During all of this, my mind was moving a thousand miles a minute trying to figure out what to do. One of the overwhelming feelings I had was that I wanted to get her to the Netherlands, and so, through Frank, I was able to get in contact with SOS International, an organisation that specialises in repatriation of the ill and the dead. Sadly, they can only do something once they have an accurate assesment of what the problem is with the patient. That was taking some time, and so I waited. Meanwhile, the news was spreading among my friends as I was frantically trying to figure out the logistics of getting my mother back to .nl until Jan joined me and said that there wasn’t a doctor in the world that would dismiss my mother in her current state. He had a point, but I didn’t want to admit it. Admitting it would mean I had to stay in Italy with my mother until a) her situation improved to the point where she could travel or b) her situation deteriorated to the point where she would die. Neither seemed very appealing. Waiting isn’t appealing.
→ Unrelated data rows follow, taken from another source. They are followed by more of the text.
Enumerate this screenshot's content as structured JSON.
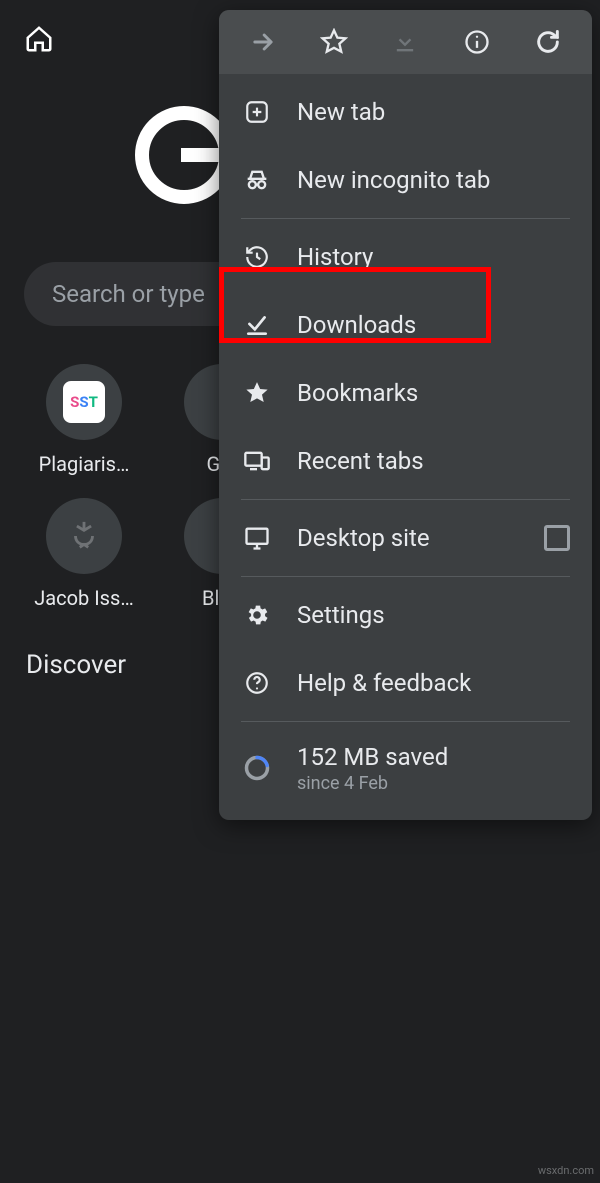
{
  "sst_text": "SST",
  "toolbar": {
    "icons": {
      "home": "home-icon",
      "forward": "forward-icon",
      "star": "star-outline-icon",
      "download": "download-icon",
      "info": "info-icon",
      "reload": "reload-icon"
    }
  },
  "search": {
    "placeholder": "Search or type "
  },
  "shortcuts": [
    {
      "label": "Plagiaris…"
    },
    {
      "label": "Gra"
    },
    {
      "label": "Jacob Iss…"
    },
    {
      "label": "Blog"
    }
  ],
  "discover": "Discover",
  "menu": {
    "items": {
      "new_tab": "New tab",
      "incognito": "New incognito tab",
      "history": "History",
      "downloads": "Downloads",
      "bookmarks": "Bookmarks",
      "recent_tabs": "Recent tabs",
      "desktop_site": "Desktop site",
      "settings": "Settings",
      "help": "Help & feedback",
      "data_main": "152 MB saved",
      "data_sub": "since 4 Feb"
    }
  },
  "watermark": "wsxdn.com"
}
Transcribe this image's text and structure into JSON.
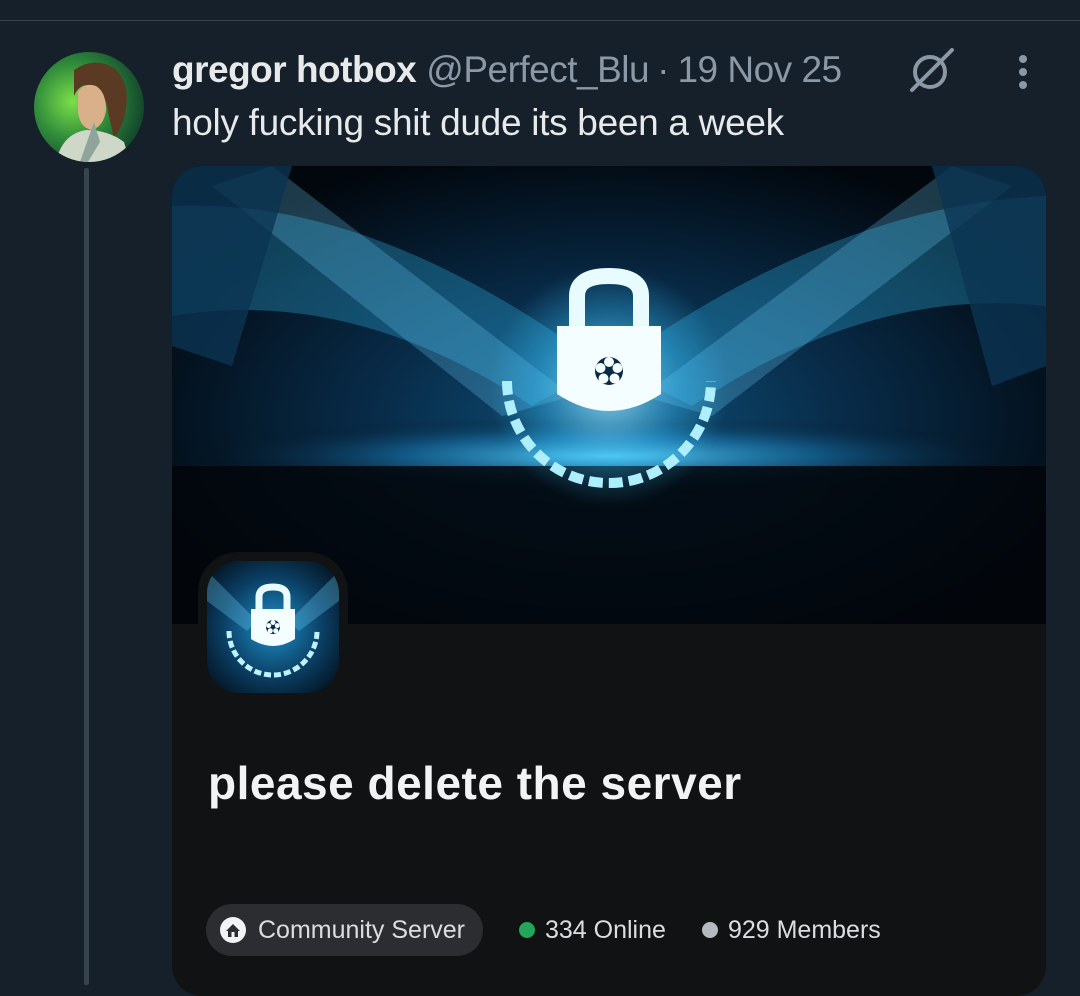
{
  "tweet": {
    "display_name": "gregor hotbox",
    "handle": "@Perfect_Blu",
    "separator": "·",
    "date": "19 Nov 25",
    "text": "holy fucking shit dude its been a week"
  },
  "card": {
    "server_name": "please delete the server",
    "community_label": "Community Server",
    "online": "334 Online",
    "members": "929 Members"
  },
  "colors": {
    "background": "#15202b",
    "online_dot": "#23a55a",
    "members_dot": "#b5bac1",
    "card_bg": "#111214"
  }
}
When the doctor finally came to see her, armed with the blood tests and x-rays they took. He didn’t speak any English, but Jan was there to translate. He asked a bunch of questions, especially about the medication she was taking. She has brain, lung, liver, bone and stomach cancer, so naturally she is taking some pills. After some back and forth he concluded that the first order of business was to get her off the medication. Amongst the medication are two substances – Lyrica and Methadon – that have an affect on the respitory system, and Methadon especially, when taking high doses, cause the patient to become drowsy. He thought that she was simply taking too much medication, which resulted in the symptoms she was afflicted by. He was going to stop the medication (or at least some of it) only administering it when she was in pain. Hopefully she will show signs of improvement in the morning. She has until thursday to be well enough to travel because that’s when our return flight departs. That would be sweet, but I’m being cautiously optimistic now, which is a shite side better than I was during most of the day.
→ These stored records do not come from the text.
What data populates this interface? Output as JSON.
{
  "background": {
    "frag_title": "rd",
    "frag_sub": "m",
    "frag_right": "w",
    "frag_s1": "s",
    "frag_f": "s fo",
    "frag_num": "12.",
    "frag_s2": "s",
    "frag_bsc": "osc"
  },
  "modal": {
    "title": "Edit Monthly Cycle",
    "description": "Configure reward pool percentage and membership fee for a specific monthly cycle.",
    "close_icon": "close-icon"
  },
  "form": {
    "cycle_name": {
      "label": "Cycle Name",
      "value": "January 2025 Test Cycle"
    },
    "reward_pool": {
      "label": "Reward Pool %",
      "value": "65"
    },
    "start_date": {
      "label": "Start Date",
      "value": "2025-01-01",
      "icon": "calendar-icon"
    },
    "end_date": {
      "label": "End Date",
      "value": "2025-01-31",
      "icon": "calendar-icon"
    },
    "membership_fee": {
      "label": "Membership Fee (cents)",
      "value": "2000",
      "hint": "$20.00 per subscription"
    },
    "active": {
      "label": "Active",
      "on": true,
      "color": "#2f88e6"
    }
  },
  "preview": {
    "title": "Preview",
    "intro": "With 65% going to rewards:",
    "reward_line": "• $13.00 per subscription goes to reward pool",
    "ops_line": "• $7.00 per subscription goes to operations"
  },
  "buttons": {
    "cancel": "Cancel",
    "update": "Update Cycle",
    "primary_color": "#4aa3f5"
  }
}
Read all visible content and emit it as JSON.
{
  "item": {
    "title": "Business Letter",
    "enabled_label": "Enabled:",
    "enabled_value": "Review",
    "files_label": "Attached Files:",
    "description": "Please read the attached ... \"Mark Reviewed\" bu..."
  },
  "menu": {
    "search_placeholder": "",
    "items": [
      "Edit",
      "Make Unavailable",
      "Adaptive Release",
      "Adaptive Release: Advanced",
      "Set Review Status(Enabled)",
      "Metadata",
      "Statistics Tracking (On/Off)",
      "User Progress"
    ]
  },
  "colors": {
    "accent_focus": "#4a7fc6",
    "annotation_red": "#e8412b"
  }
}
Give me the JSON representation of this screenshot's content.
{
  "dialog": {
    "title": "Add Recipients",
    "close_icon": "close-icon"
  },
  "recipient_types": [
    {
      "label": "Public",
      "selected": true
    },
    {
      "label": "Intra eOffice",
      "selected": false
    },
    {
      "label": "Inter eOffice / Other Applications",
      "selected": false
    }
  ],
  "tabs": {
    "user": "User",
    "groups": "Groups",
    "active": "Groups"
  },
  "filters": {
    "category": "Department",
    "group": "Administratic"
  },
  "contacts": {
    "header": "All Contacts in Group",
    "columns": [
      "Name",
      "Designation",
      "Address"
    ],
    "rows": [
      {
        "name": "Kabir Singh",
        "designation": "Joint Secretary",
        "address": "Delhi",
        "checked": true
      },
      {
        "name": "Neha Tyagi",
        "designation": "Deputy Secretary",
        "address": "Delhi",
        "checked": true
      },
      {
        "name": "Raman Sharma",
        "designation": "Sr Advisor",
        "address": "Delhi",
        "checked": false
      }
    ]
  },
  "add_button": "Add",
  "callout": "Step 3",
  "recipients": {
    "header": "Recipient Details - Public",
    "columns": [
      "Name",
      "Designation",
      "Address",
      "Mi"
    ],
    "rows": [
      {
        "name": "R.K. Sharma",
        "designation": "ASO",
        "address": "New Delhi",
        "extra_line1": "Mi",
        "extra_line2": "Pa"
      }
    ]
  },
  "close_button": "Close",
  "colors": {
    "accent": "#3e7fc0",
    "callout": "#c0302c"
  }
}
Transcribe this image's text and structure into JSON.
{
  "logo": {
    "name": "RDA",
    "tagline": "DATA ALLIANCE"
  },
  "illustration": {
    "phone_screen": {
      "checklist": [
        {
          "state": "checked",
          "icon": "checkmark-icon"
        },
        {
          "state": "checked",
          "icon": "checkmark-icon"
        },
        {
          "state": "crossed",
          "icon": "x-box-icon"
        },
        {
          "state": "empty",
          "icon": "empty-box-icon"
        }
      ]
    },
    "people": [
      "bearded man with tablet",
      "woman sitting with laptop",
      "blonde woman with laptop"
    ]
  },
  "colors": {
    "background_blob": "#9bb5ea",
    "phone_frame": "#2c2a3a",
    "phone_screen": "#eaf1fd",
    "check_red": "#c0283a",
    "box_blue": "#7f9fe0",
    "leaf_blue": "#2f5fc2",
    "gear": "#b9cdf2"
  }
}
The idea of her being over-medicated was corroborated by my sister, who said that her personal physician, who is of the opinion that in the state she’s in right now she should never feel a bit of pain, said that once she got lethargic they could no longer up the dossage of pain medication and the next step would be euthenasia, according to her wishes. Sadly, that’s not an option in Italy. Italy will probably be the last country on the planet that will legalise euthenasia, which is another reason I want to get her back .nl side.

I’m keeping all my fingers and toes crossed, and hope she won’t feel lonely or scared in the hospital until tomorrow. Luckily, Tina has a night-shift that starts at 22:00 and ends at 8:00, and will be able to go and check up on her regularly. Jan is working from 6:00 til 14:00, and will be able to do the same. I want to go tomorrow, too. Hopefully better rested, better dressed (I just threw something on), showered and fed, because this day killed me. I had half a sandwich and a bit of coke all day. Luckily, I smell Jan’s wonderful cooking and my stomach is growling.